Car-hire: You’ll be better off without a car while staying in Dubrovnik. The old town is pedestrian-only, and parking close to the city walls is extremely difficult. Even if you travel out of the city, I’d take the bus or local ferry – unless you are aiming for out-of-the-way spots. See www.travelsupermarket.com to compare car hire prices.

Know before you go

Essential contacts
British Consulate, Mercante Centar, Vukovarska 22/1; 00385 (0)20 324597. Open Mon-Tue and Thu-Fr 10am-1pm
British Embassy, Zagreb: 00385 (0)1 600 9100
Croatian Emergency services: Dial 112
Dubrovnik Tourist Office, Brsalje 5 (just outside the old town, close to Pile Gate); 00385 (0)20 323887 and 312011; www.tzdubrovnik.hr Open daily 8am-8pm.


Currency: Kuna (Kn)
Note that even though Croatia will join the EU on 1 Jul 2013 it will not immediately adopt the Euro.
Telephone code: 00385
Time difference: +1     
Flight time: London to Dubrovnik is around two hours and forty minutes.

Local laws & etiquette

Don’t mention the war.
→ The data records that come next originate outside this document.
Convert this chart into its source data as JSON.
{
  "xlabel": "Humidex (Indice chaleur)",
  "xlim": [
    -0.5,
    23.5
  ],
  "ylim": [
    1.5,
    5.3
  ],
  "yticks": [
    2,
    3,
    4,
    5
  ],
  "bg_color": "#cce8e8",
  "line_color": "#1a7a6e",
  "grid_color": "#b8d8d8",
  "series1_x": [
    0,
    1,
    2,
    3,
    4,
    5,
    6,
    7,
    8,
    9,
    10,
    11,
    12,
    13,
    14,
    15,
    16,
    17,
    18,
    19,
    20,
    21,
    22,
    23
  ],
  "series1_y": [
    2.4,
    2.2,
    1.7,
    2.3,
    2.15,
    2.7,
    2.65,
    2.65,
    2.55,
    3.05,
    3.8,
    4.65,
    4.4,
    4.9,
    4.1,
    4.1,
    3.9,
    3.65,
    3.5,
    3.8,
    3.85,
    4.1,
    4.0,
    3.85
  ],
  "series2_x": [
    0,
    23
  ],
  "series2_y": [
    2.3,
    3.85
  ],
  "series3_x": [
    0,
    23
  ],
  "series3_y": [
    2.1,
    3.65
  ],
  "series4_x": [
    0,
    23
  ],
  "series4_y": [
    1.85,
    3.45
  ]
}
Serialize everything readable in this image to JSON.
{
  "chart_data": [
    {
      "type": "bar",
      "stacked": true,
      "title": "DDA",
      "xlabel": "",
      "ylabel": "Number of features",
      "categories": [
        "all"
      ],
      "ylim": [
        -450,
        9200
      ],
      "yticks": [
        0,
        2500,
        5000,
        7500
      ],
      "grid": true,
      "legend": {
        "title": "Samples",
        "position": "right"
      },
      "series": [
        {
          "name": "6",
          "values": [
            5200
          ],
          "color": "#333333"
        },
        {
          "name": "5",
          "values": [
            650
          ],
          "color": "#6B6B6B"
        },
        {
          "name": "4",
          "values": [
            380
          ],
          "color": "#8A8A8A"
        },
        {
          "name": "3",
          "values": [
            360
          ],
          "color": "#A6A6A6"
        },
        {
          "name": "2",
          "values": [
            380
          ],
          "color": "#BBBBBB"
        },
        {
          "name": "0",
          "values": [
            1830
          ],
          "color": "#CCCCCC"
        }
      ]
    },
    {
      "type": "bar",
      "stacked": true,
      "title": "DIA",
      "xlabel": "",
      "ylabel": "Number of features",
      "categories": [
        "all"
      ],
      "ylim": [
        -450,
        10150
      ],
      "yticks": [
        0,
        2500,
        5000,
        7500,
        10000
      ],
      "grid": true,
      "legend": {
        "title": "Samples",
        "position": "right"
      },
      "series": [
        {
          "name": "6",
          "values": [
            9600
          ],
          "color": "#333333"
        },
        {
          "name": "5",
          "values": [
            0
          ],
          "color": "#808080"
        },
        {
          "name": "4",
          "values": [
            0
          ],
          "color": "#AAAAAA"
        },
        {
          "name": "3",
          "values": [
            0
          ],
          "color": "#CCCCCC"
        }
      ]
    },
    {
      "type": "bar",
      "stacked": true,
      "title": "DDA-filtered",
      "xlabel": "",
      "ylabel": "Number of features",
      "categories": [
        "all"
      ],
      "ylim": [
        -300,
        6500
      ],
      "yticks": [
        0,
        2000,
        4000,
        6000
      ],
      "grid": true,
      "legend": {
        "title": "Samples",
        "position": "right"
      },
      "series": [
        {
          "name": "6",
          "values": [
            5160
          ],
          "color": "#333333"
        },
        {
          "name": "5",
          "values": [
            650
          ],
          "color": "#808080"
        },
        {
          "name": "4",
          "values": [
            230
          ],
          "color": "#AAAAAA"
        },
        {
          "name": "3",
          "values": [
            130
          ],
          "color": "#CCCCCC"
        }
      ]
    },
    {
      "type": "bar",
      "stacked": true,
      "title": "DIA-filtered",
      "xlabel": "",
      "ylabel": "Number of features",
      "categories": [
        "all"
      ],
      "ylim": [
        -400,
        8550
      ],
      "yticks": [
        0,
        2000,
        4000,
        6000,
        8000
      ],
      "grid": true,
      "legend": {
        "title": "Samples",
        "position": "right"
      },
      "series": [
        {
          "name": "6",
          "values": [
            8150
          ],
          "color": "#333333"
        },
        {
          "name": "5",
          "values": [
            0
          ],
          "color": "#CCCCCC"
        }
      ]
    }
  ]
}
It’s still a thorny issue and as many families have mixed marriages somewhere down the line, it’s best to avoid discussing which side was ‘right’ and which was ‘wrong’.
Nudism is accepted on some isolated beaches, normally marked FKK (from the German Freikörperkultur, meaning Free Body Culture). On other beaches, topless bathing is accepted but not encouraged.
When driving, car headlights must be switched on at all times, both night and day.